空間に魔法をかける「窓」の役割

2026.08.11 建築 NEW

作成者:鎌倉 夏澄

皆様、いかがお過ごしでしょうか。
8月に入り、毎日厳しい暑さが続いておりますね。
涼しいお部屋の中で過ごす時間が長くなるこの季節、私は窓から見える青空や夏の雲を眺めて、季節の移ろいを楽しんでいます。

さて、本日はおうちづくりにおける「窓の役割」についてお話ししたいと思います。

窓と聞くと、「光を取り入れる」「風を通す」といった役割を一番に思い浮かべる方が多いのではないでしょうか。もちろんそれらもとても重要なのですが、実はもう一つ、おうちを豊かにする「魔法のような役割」があるのです。

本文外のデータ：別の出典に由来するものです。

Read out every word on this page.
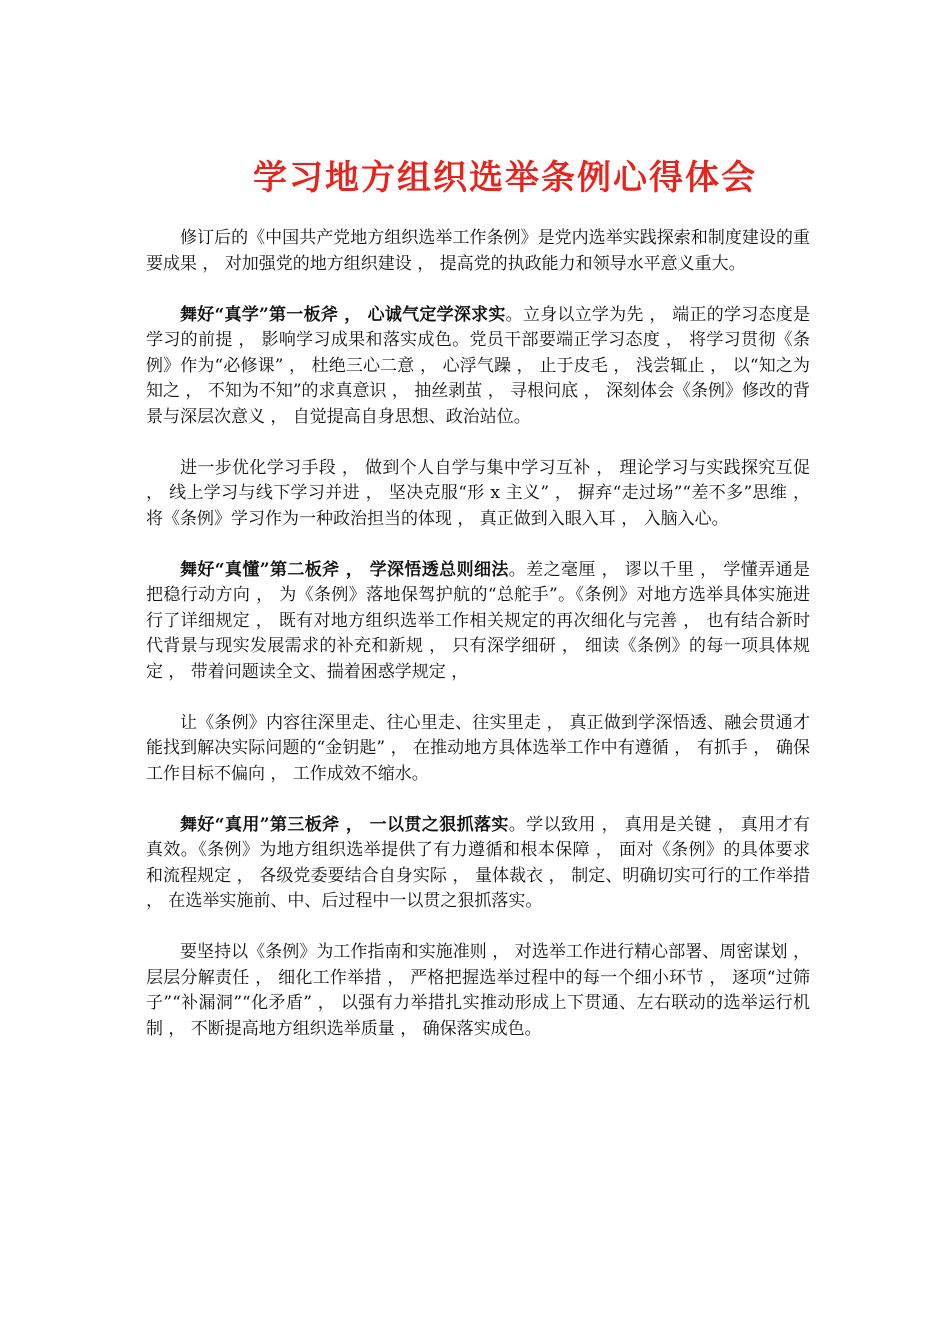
学习地方组织选举条例心得体会

修订后的《中国共产党地方组织选举工作条例》是党内选举实践探索和制度建设的重要成果 ， 对加强党的地方组织建设 ， 提高党的执政能力和领导水平意义重大。

舞好“真学”第一板斧 ， 心诚气定学深求实。立身以立学为先 ， 端正的学习态度是学习的前提 ， 影响学习成果和落实成色。党员干部要端正学习态度 ， 将学习贯彻《条例》作为“必修课” ， 杜绝三心二意 ， 心浮气躁 ， 止于皮毛 ， 浅尝辄止 ， 以“知之为知之 ， 不知为不知”的求真意识 ， 抽丝剥茧 ， 寻根问底 ， 深刻体会《条例》修改的背景与深层次意义 ， 自觉提高自身思想、政治站位。

进一步优化学习手段 ， 做到个人自学与集中学习互补 ， 理论学习与实践探究互促 ， 线上学习与线下学习并进 ， 坚决克服“形 x 主义” ， 摒弃“走过场”“差不多”思维 ， 将《条例》学习作为一种政治担当的体现 ， 真正做到入眼入耳 ， 入脑入心。

舞好“真懂”第二板斧 ， 学深悟透总则细法。差之毫厘 ， 谬以千里 ， 学懂弄通是把稳行动方向 ， 为《条例》落地保驾护航的“总舵手”。《条例》对地方选举具体实施进行了详细规定 ， 既有对地方组织选举工作相关规定的再次细化与完善 ， 也有结合新时代背景与现实发展需求的补充和新规 ， 只有深学细研 ， 细读《条例》的每一项具体规定 ， 带着问题读全文、揣着困惑学规定 ，

让《条例》内容往深里走、往心里走、往实里走 ， 真正做到学深悟透、融会贯通才能找到解决实际问题的“金钥匙” ， 在推动地方具体选举工作中有遵循 ， 有抓手 ， 确保工作目标不偏向 ， 工作成效不缩水。

舞好“真用”第三板斧 ， 一以贯之狠抓落实。学以致用 ， 真用是关键 ， 真用才有真效。《条例》为地方组织选举提供了有力遵循和根本保障 ， 面对《条例》的具体要求和流程规定 ， 各级党委要结合自身实际 ， 量体裁衣 ， 制定、明确切实可行的工作举措 ， 在选举实施前、中、后过程中一以贯之狠抓落实。

要坚持以《条例》为工作指南和实施准则 ， 对选举工作进行精心部署、周密谋划 ， 层层分解责任 ， 细化工作举措 ， 严格把握选举过程中的每一个细小环节 ， 逐项“过筛子”“补漏洞”“化矛盾” ， 以强有力举措扎实推动形成上下贯通、左右联动的选举运行机制 ， 不断提高地方组织选举质量 ， 确保落实成色。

それは「視線を遠くへ逃がし、空間を広く見せること」です。

例えば、玄関を開けた正面や、部屋に入った時の目線の先に窓があるとどうなるでしょうか。壁で視界がストップせず、視線がそのまま窓の向こうの景色(お庭の緑や空)へとスッと抜けていきます。これを「視線の抜け」と呼ぶのですが、これがあるだけで、実際の床面積以上に空間に開放感が生まれ、広々と感じることができるのです。

当社でおうちの図面を描く際は、「この場所で過ごす時、どこに視線が抜けると空間が一番広く、心地よく感じられるか」を細かく想像しながら、窓の配置を計画しています。こちらの写真のように、吹き抜け空間のカウンター正面に窓を設けることで、外の豊かな自然へと視線が導かれ、実際の面積以上の広がりを感じることができます。

ただやみくもに大きな窓をつければ良いというわけではありません。
外からの視線はしっかり守りつつ、景色が一番美しく見える場所を切り取る「絵画」のように窓を配置することで、心地よい空間が生まれます。

目線の先にある、たった一枚の窓がもたらす開放感。
私たちはこれからもお客様の暮らしを想像し、何気ない日常の景色が美しくなるような「最高の暮らし」をご提案できればと思っております。